[EDITION SPÉCIALE JMLP] L’affaire du détail : aux origines du cordon sanitaire

Jean-Marie Le Pen

Ce 13 septembre 1987, jour de « la déclaration » de Jean-Marie Le Pen au sujet des « chambres à gaz », marquera à jamais l'histoire du Front National et impactera toute la vie politique française. Un effet papillon pour quelques secondes de prise de parole sur un plateau de radio. Le chef de file du mouvement restera disqualifié à vie, son message politique freiné, ses prises de position traitées avec circonspection et sa vie familiale cruellement impactée. Avec le recul, l'addition s'avère exorbitante : pour l'homme : rupture filiale et éviction du mouvement auquel il a consacré sa vie ; pour la grand Histoire, création de l'inusable « cordon sanitaire », qui, quoi qu'on en dise empêchera jusqu'à aujourd'hui ses héritiers d'accéder au pouvoir.

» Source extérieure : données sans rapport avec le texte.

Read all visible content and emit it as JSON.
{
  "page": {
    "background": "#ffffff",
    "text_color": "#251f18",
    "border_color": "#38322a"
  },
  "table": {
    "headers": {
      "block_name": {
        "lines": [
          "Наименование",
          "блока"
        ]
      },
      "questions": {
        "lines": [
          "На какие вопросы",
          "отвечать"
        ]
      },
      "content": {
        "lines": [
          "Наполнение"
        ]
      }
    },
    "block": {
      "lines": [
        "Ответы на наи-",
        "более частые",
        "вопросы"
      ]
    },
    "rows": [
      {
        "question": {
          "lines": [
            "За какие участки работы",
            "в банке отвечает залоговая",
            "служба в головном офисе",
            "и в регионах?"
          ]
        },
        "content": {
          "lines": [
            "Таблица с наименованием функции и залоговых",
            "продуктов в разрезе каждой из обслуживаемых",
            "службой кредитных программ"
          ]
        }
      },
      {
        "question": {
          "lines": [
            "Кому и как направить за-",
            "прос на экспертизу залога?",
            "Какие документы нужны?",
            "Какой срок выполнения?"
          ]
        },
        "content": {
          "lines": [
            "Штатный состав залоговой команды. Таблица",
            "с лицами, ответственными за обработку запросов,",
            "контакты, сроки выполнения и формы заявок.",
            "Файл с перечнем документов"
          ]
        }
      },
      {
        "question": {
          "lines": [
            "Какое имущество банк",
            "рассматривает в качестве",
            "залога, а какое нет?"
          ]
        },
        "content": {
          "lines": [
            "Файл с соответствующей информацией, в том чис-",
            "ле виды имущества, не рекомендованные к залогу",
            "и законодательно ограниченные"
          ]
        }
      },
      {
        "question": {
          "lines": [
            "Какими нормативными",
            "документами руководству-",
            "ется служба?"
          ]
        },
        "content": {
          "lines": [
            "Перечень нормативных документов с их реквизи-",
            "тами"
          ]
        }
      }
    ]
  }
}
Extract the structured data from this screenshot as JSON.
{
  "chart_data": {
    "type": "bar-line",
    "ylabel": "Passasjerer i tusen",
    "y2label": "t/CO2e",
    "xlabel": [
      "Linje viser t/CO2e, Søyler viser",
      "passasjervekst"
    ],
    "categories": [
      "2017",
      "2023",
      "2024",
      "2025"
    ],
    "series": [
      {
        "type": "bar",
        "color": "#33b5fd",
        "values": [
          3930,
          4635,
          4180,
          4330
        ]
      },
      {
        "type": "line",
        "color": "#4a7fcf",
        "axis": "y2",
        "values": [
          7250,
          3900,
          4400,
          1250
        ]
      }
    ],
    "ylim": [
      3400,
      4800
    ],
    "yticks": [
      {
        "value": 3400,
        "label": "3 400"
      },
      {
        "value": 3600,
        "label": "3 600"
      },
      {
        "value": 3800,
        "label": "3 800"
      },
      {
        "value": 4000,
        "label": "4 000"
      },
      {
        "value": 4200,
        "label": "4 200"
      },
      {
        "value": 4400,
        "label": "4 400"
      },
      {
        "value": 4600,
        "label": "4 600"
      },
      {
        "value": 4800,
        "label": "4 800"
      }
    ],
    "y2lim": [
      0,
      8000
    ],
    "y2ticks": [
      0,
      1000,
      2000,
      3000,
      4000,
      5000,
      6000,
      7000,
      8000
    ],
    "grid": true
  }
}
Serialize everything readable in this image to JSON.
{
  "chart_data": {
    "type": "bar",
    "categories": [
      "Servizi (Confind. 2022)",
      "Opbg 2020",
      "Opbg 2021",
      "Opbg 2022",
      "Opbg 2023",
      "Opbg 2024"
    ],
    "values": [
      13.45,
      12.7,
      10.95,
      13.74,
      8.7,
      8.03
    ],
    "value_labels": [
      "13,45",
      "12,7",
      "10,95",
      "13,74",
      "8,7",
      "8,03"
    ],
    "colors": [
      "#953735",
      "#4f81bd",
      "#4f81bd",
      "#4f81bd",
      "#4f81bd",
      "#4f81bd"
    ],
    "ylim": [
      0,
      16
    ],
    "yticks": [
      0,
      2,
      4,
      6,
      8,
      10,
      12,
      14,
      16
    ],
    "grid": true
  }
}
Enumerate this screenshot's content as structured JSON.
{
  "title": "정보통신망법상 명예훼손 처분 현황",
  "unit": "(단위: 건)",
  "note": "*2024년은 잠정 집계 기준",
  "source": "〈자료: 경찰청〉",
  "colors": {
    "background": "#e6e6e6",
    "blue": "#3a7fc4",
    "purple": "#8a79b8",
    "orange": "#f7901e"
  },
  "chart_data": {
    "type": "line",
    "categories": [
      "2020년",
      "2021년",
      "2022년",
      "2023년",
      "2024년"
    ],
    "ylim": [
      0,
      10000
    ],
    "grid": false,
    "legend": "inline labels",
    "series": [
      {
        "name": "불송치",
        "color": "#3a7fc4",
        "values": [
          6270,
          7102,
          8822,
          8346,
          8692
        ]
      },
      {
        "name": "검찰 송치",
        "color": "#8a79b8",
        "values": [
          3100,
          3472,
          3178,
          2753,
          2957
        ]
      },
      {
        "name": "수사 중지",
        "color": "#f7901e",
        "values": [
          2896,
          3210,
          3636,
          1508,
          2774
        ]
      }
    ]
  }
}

« J'ai fait une connerie »

Retour dans les studios de RTL, en cette mi-septembre de l'année 1987, époque où Jean-Marie Le Pen candidat à la présidentielle de 1988 est crédité de 18 % dans les sondages. Au mois de mars 1986 - à la faveur de la mise en place du scrutin proportionnel - il a fait entrer 35 députés. Le parti est en pleine croissance et les divisions à droite sont de bonne augure. Mais l'Histoire ne retiendra de cette période que les dix dernières minutes de la prestation du candidat à la présidentielle. C'est Olivier Mazerolles qui officie. Il pose cette question : « Condamnez-vous les thèses de MM. Faurisson et Roques selon lesquelles les chambres à gaz n’auraient pas existé dans les camps de concentration ? »

Jean-Marie Le Pen, lui, n'est pas au mieux de sa forme ; d'une « humeur de chien », selon les uns, « il a la grippe », précisera, plus tard, Lorrain de Saint-Affrique. Il hésite un peu avant de formuler sa réponse : « Je suis un passionné par l'histoire de la Seconde Guerre mondiale. Je me pose un certain nombre de questions et je ne dis pas que les chambres à gaz n’ont pas existé. Je n’ai pas pu, moi-même, en voir. Je n’ai pas spécialement étudié la question. Mais je crois que c’est un point de détail de l’histoire de la Deuxième Guerre mondiale. »

La suite, moins connue, mérite d'être entendue. Lorsque l'interviewé, sommé de préciser sa pensée, ajoute : « Six millions de morts juifs. La question qui a été posée est de savoir comment ces gens sont morts ? (...) Si, c'est un point de détail de la guerre. Vous voulez me dire que c'est une vérité révélée, une obligation morale à laquelle tout le monde doit croire ? [...] Je dis qu'il y a des historiens qui débattent de ces questions. »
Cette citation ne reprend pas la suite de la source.